Müjde Ar gibi birinin böyle bir işe kalkışması ciddi de bir risk tabii. Tamam, yaş tahtaya basacak kadın değil filan da, binlerce de korkunç örnek var ortada. Sırf Jocelyn Wildenstein diye bir canlının yaşıyor olduğunu bilmek ve onun üç fotoğrafına peş peşe bakmak caydırabilir insanı bu hevesten (Bu son kelimeyi ad olarak taşıyan ‘cemiyet’ elemanını görmek ya da!).”
Akşam gazetesi yazarı Ali Saydam da, Müjde Ar’ı köşesine taşıyan köşe yazarlarından. Saydam, Yüksel Aytuğ’un, “Müjde Ar çok geç kaldı. Bu operasyonu 3 ay önce geçirmiş olsaydı, yıllar önce canlandırdığı Aşk-ı Memnu’daki Bihter rolünü rahatlıkla Beren Saat’in elinden kapabilirdi” görüşüne aynen katıldığını belirterek şu soruyu soruyor:
“Bu arada şu soruyu tartışmaya ne dersiniz?
Estetik ameliyatı olmak, toplumda olumsuzlanır, medya ve magazin basını onun bunun neresini çektirdiğini ortaya çıkarmak için birbiriyle yarışırken, niçin herkes son ‘müdahalelerin’ Müjde Hanım’a yakıştığı konusunda mutabık?
Kesin yanıtı ortaya koymadan biri iki tüyo:
1. Aslolan biçim değil içerik; fenomen değil özdür...
2. Konumlandırma doğruysa, hedef kitle mazrufla ilgilenir zarfa bakmaz.
3. Güçlü marka vaadi pek çok şeyi görmezden geldirir...
Popüler kültür alanında geçimlerini biraz da görüntüleri ile temin edenlerin Müjde Ar’ın adımlarının onaylanmasından çıkarabilecekleri çok ders vardır... O dersleri de çıkarabilmek de tabii ki ayrı bir meziyet işidir...”
Müjde Ar'ın ikinci gençlik günleri
Bugün gazetesi yazarı Ceyhan Altınyelek de, “Müjde Ar’ın ikinci gençlik günleri” başlıklı köşe yazısında, Müjde Ar’ın yeni hâlini gördüğünde gözlerine inanamadığını söylüyor ve yazısına şöyle devam ediyor:
“Meğer, Çiğdem Anad, Aysun Kayacı ve Pınar Kür'le sundukları geyiğiniz bol olsun formatındaki programın yeni dönemine Müjde Ar taze imajıyla çıkmış. Memleketin şanı büyük magazin dünyasında zaten: 'Ayol Müjde'yi gördünüz mü?'
20 kilo vermiş, gıgısını aldırmış. Muzaffer Kuşhan'a mı gitti acaba" dedikodusu almış yürümüş de haberim olmamış. Allah'tan programda konu açıldı, Türk milletinin merakı giderildi.

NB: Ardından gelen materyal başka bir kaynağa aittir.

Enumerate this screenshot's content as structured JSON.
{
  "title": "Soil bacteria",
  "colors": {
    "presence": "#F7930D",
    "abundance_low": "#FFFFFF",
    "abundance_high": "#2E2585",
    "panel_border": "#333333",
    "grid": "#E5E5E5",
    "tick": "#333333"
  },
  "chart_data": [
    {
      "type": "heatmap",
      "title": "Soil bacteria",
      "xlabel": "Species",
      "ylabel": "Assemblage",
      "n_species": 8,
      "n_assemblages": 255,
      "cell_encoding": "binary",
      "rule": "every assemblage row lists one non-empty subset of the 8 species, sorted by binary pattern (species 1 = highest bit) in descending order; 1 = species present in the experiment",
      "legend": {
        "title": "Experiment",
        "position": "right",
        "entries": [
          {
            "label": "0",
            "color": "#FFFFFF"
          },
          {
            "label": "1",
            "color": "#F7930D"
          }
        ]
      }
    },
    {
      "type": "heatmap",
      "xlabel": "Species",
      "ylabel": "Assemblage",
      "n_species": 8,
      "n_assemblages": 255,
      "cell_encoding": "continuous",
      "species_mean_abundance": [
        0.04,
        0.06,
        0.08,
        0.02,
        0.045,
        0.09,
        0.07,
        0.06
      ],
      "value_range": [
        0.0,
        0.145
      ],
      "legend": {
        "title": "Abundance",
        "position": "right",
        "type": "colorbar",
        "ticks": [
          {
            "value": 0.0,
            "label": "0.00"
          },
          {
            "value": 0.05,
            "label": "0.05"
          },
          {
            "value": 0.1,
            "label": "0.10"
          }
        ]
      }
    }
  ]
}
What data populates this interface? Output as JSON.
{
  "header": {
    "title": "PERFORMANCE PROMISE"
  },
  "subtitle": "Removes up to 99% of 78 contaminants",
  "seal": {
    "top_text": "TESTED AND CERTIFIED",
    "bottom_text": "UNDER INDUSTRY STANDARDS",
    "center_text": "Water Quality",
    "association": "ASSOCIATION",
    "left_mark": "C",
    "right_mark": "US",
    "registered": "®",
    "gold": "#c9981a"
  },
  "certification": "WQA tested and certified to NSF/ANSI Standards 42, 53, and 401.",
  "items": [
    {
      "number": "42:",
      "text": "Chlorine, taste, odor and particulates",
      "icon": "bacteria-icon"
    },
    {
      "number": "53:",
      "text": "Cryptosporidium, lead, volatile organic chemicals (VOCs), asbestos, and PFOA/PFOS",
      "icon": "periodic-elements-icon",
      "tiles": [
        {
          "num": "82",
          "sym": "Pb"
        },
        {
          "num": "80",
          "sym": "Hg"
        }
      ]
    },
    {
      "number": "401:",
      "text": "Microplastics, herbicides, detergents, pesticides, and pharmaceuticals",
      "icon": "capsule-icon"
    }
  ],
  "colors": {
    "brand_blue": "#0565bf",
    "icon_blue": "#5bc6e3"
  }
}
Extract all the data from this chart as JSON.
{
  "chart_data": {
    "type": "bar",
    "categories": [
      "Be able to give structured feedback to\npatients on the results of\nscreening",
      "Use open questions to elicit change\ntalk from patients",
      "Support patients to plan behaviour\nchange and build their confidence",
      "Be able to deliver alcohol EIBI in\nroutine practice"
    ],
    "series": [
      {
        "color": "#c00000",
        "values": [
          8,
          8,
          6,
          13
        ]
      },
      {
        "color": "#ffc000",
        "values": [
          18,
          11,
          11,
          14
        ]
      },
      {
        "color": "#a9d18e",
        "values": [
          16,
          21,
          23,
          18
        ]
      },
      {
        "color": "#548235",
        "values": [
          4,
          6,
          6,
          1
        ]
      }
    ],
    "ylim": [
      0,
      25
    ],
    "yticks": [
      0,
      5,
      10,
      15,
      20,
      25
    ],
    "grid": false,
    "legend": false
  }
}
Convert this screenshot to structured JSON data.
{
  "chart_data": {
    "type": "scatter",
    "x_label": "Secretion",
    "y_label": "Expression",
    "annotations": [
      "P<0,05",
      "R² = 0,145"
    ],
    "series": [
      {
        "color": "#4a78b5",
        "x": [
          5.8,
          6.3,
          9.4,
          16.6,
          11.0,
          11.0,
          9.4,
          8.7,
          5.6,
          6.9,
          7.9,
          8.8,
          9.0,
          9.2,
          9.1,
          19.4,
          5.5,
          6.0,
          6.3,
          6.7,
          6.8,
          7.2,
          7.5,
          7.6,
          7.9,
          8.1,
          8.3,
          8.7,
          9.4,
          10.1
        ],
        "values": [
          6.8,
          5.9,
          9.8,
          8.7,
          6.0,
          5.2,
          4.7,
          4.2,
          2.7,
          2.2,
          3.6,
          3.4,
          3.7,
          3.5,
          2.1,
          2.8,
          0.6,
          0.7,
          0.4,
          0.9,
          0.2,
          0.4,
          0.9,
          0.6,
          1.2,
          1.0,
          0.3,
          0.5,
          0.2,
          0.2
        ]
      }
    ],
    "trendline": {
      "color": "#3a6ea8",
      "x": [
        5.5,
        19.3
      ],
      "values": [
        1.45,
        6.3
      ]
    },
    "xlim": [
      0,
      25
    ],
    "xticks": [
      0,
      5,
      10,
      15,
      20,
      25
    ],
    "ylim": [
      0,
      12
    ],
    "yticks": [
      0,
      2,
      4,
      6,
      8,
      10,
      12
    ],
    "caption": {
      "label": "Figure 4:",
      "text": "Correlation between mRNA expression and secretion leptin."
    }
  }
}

Müjdeler olsun ki; Müjde Hanım 3 ayda 8 kilo vermiş. (Ama yakışmış. 20 yaş genç göstermiş) Çiğdem Anad'ın gazeteciliği tutunca "Kuşhan'a filan mı gittin" demeye getirmesi üzerine de, "Öyle Kuşhan'a Muşhan'a gitmedim. Doktor kontrolünde zayıfladım. Kuşhan'a giden gelemiyor biliyorsun. (Yemen türküsü gibi oldu ama olacak artık o kadar) Ben diyabet olduğum için çok riskli zaten" deyiverdi Müjde Hanım.”